With its complexity, Big Data demands new analysis methods, such as machine-based learning, text mining, and audio and visual assessments, that are not taught in statistics classes. A service data analyst implements predictive analytics tools to optimize decision making, though the complexity of both the data and the algorithms used to analyze them prevents simple traceability.
Service researchers gradually are shifting their focus to analyses of secondary, behavioral data and new methods. A lack of traceability implies the need for a better understanding of potentially biased interpretations of visual and textual analytics. Service researchers also need to develop new service-specific methods: contextual services feedback using mobile devices that combine sensory with perceptual data (e.g., heat maps of customer traffic plus surveys), behavioral assessment of services encounters (e.g., eye tracking of service encounters), or frequent experiments of customer service provision (e.g., A/B testing with manipulated websites for selected audiences) for example.
Middle management’s key responsibility is the continuous development and improvement of data-driven services. Shorter development cycles demand a shift toward agile development processes and new tools for designing smart services. Network-based service systems often involve multiple partners and affect stakeholders beyond the consumers, such as employees, nongovernmental organizations, or society at large.

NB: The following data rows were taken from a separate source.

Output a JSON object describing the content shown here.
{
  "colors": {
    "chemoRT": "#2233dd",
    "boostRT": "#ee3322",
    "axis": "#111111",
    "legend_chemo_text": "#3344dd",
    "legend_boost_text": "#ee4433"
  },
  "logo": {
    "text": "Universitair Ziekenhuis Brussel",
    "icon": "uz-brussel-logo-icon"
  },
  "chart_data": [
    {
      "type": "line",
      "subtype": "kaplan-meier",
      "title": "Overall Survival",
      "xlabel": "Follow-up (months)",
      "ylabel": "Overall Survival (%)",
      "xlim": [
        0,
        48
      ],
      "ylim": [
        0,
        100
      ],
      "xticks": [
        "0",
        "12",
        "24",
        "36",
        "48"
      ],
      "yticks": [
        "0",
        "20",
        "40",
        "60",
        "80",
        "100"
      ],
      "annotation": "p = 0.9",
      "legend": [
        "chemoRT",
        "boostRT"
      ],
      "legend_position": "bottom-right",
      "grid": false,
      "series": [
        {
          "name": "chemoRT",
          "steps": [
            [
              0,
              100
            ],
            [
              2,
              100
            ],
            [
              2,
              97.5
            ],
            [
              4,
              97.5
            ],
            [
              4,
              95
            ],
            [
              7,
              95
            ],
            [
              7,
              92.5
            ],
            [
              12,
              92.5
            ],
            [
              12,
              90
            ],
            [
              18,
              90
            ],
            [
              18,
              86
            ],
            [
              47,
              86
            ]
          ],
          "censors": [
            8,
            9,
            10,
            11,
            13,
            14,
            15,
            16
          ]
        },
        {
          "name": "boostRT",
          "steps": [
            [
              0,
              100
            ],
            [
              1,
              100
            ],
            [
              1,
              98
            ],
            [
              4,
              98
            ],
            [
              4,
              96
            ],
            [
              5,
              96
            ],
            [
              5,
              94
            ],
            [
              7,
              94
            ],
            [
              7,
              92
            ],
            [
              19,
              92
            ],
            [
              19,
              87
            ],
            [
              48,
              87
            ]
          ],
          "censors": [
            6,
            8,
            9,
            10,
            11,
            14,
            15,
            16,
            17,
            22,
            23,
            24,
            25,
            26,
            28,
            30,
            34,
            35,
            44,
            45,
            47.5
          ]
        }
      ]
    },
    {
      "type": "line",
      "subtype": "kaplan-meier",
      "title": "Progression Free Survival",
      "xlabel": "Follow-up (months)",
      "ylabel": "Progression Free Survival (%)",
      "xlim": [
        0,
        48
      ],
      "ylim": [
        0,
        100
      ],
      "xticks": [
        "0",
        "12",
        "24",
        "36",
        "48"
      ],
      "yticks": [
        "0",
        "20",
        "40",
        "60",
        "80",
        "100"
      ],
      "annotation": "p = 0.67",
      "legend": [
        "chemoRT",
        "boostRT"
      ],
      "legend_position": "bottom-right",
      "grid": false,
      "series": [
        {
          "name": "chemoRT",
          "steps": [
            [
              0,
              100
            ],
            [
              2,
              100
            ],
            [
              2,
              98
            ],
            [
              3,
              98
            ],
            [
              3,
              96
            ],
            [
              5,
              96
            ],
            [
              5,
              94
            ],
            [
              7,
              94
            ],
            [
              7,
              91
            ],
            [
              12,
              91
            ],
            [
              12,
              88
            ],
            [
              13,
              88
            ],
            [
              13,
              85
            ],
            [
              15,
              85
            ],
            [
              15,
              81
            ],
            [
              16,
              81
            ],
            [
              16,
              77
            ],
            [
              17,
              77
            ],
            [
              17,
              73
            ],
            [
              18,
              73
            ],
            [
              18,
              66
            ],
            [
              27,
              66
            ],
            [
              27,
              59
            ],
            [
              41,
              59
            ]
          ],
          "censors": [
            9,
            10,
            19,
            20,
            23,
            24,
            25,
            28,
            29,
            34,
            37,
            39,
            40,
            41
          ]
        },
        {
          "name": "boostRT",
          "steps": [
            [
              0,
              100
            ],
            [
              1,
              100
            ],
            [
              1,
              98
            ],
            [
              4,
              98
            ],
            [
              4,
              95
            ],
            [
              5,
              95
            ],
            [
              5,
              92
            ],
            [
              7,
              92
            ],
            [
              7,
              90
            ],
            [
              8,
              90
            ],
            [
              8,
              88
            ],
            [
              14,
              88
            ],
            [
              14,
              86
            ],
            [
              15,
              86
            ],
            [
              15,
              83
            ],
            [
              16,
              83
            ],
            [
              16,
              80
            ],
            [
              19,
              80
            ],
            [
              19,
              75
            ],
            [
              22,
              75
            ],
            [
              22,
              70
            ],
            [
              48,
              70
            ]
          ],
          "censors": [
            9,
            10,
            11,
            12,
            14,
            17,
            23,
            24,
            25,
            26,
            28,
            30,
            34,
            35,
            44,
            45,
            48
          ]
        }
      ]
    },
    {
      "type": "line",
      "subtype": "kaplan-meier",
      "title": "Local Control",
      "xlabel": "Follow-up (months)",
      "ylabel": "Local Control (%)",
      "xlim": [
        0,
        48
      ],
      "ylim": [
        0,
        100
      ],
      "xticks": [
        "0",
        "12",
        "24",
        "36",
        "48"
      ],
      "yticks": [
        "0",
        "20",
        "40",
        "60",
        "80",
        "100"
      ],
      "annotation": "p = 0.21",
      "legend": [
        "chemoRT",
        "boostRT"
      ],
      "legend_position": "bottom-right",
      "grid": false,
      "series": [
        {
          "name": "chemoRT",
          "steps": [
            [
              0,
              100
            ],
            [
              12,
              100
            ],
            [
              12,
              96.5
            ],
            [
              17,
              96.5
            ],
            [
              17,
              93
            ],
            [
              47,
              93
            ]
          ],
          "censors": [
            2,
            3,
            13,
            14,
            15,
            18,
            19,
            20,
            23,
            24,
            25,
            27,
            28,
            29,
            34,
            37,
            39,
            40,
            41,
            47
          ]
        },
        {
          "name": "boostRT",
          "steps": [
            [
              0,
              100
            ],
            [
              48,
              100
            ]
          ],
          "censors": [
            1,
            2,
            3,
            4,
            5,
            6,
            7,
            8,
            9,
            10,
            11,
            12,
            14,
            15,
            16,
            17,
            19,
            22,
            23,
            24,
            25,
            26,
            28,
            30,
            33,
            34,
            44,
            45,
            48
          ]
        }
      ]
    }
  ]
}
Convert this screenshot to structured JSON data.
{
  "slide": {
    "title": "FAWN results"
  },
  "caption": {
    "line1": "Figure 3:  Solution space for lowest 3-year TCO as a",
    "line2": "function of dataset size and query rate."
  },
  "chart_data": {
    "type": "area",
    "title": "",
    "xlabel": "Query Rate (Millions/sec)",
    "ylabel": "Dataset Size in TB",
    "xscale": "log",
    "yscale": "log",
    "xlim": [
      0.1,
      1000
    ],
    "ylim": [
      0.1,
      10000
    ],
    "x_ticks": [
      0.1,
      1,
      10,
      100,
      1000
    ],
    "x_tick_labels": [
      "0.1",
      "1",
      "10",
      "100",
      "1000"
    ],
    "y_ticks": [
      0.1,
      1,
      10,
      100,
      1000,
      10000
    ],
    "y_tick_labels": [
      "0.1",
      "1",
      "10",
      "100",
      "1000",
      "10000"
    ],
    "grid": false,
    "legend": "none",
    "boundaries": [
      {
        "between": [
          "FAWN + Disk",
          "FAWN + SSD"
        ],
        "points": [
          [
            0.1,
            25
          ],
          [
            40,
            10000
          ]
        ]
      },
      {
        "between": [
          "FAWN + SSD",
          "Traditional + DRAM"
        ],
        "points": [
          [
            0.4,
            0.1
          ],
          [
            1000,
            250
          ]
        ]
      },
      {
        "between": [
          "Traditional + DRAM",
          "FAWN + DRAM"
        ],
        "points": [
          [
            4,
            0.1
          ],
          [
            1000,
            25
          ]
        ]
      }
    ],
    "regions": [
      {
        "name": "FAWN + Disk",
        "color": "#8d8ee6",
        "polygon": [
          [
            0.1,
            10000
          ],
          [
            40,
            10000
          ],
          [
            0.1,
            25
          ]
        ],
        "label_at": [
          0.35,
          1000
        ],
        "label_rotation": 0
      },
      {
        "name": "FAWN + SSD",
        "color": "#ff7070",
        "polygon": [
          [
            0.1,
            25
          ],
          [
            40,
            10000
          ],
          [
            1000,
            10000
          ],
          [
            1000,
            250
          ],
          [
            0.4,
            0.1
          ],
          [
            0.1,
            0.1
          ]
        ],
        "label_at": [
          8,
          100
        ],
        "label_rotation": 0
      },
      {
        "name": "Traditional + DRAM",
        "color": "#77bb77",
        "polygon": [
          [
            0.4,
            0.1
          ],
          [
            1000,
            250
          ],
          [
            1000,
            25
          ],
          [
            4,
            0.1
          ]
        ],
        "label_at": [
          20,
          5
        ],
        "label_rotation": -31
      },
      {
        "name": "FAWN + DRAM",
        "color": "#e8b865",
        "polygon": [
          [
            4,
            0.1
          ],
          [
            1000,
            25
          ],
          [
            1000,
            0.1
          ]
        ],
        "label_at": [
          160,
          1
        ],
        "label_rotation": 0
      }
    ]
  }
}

Service research can support organizations in examining dynamic, nonlinear development processes with rapid service prototyping, as well as in determining success factors for integrating (potentially conflicting) stakeholders in networked service systems. Research opportunities also relate to the types of services enabled by smart objects and customers’ usage, adoption barriers, or willingness to pay for them. The benefits of new services are manifold, ranging from convenience (e.g., self-driving vacuums) to cost savings (e.g., car insurance premiums based on actual driving behavior rather than projections) to improved health (e.g., continuous monitoring of chronic diseases). Research should address mechanisms to balance the inherent need for personalized data to provide these services against consumers’ and policy makers’ increasing concerns about data privacy.
Integrating customers’ online and offline experiences, by linking various customer information, transforms the role of customer contact personnel. Automated, real-time analytics empower them to be truly customer-centric, even as customers perform more activities themselves, using 3D printers or intelligent autonomous systems such as robots.
Service research might identify real-time information (and suitable presentation formats) derived from Big Data that empower service interaction personnel, then assess the impacts on service performance. For example, a predictive analysis helps personnel anticipate which customers are most likely to defect in the near future. A seamless customer experience demands the orchestration of touch points, using low and high tech channels, with and without the involvement of human service interaction personnel. Research could establish the skills, incentives, mindsets, and profiles that service interaction personnel and customers need for different touch points. Highly automated, neural systems, such as service robots or automated call centers, grant service researchers additional data sources but also demand a deeper understanding of the opportunities and limitations of self-learning service systems.
The proliferation of Big Data thus has already and will continue to transform how organizations create value with their customers. With its interdisciplinary and customer-centric approach, service research is uniquely positioned to take an active role in supporting and advancing this transformation.